Companies are estimated to reduce annual compliance training by 50% by 2025, said Gartner recently.
This will displace costs in favour of embedded workflow-based controls to guide employees, according to the advisory firm.
“Many compliance leaders are dissatisfied with the effectiveness of their existing program activities,” said Chris Audet, senior director, research in the Gartner Legal, Risk & Compliance practice. “Existing training activities are not meeting key risk mitigation objectives, and there is evidence that embedded controls are more effective.”
Embedded controls
Embedded controls are built-in, process-based mechanisms that shepherd employees to compliance within their workflows and may be detective, preventive, or corrective, Gartner noted.
According to an April 2021 Gartner survey of 755 employees, when organisations implement embedded controls, the number of employees who miss compliance obligations drops by more than half (58%), the firm said.
Part of the appeal is that embedded controls can reduce compliance burden on employees, by transforming compliance obligations from something extra to remember into timely prompts and guidance at the point where compliance is required, said Audet.
“Simply forgetting compliance training is one of the top causes of control failure and trying to mitigate with more training is likely to lead to more assurance fatigue,” he pointed out.
Nascent market
Compliance leaders plan to increase their resource allocation towards embedded controls by 82% this year, so it is likely this demand will catalyse the market to support compliance leaders through configurable applications designed to mitigate risk within business workflows, Gartner said.

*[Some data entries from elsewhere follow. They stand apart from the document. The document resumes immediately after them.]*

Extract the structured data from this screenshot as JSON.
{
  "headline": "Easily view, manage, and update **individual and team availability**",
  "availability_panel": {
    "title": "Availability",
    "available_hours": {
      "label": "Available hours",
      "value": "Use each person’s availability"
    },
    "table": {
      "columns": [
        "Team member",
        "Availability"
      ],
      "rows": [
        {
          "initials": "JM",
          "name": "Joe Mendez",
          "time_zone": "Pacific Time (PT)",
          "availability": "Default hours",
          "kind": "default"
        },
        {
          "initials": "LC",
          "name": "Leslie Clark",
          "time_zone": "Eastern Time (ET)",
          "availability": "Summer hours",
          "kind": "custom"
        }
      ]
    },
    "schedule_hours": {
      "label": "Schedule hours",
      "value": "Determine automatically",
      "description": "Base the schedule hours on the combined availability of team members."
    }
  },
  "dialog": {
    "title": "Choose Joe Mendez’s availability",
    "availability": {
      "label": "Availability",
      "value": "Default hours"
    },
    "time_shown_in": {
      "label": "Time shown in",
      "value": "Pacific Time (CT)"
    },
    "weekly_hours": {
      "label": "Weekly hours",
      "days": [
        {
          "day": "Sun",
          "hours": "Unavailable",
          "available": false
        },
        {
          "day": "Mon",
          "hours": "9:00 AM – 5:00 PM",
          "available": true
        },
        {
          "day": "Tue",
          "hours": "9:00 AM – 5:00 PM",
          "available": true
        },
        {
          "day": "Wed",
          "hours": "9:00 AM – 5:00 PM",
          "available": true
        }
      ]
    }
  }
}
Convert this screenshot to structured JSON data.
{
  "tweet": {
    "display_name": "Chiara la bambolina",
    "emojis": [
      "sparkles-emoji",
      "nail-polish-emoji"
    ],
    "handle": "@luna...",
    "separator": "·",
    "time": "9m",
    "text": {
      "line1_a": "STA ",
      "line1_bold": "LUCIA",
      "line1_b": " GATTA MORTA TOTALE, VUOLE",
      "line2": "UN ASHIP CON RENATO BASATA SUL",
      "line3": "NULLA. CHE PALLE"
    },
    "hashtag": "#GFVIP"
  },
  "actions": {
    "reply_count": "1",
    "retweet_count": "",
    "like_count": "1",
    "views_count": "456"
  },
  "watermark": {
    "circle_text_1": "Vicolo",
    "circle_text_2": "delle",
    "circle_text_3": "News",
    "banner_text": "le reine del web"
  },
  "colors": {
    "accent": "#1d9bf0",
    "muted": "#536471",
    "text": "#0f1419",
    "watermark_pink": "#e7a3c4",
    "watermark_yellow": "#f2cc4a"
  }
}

Despite the clear demand, there is currently little to no marketplace dedicated to embedded controls, Audet observed.
“However, compliance leaders may seek to leverage technologies already in place across the organization, such as integrated HR management tools and chatbots,” he said.
Given that compliance budgets are not increasing much, Gartner experts expect the funding for new embedded controls to be offset by a significant reduction in compliance training activities.
Targeted controls
Compliance leaders looking to implement embedded controls should perform a risk assessment to identify the workflows that contribute most to risk, Gartner advised.
They should also find the employees within those workflows who are most likely to cause control failure because of the burden of remembering, understanding and executing on compliance obligations, the firm said.
This will identify the ideal starting points to pilot embedded controls, Gartner added.
As leaders look at the areas of compliance that create the most burden — for example training — on employees, it will help them identify the areas of greatest return for embedded controls, the research firm noted.
“Embedded controls have the potential to deliver significantly better compliance outcomes when compared to training,” said Audet. “These controls should reduce the overall burden of compliance on employees and create less assurance fatigue.”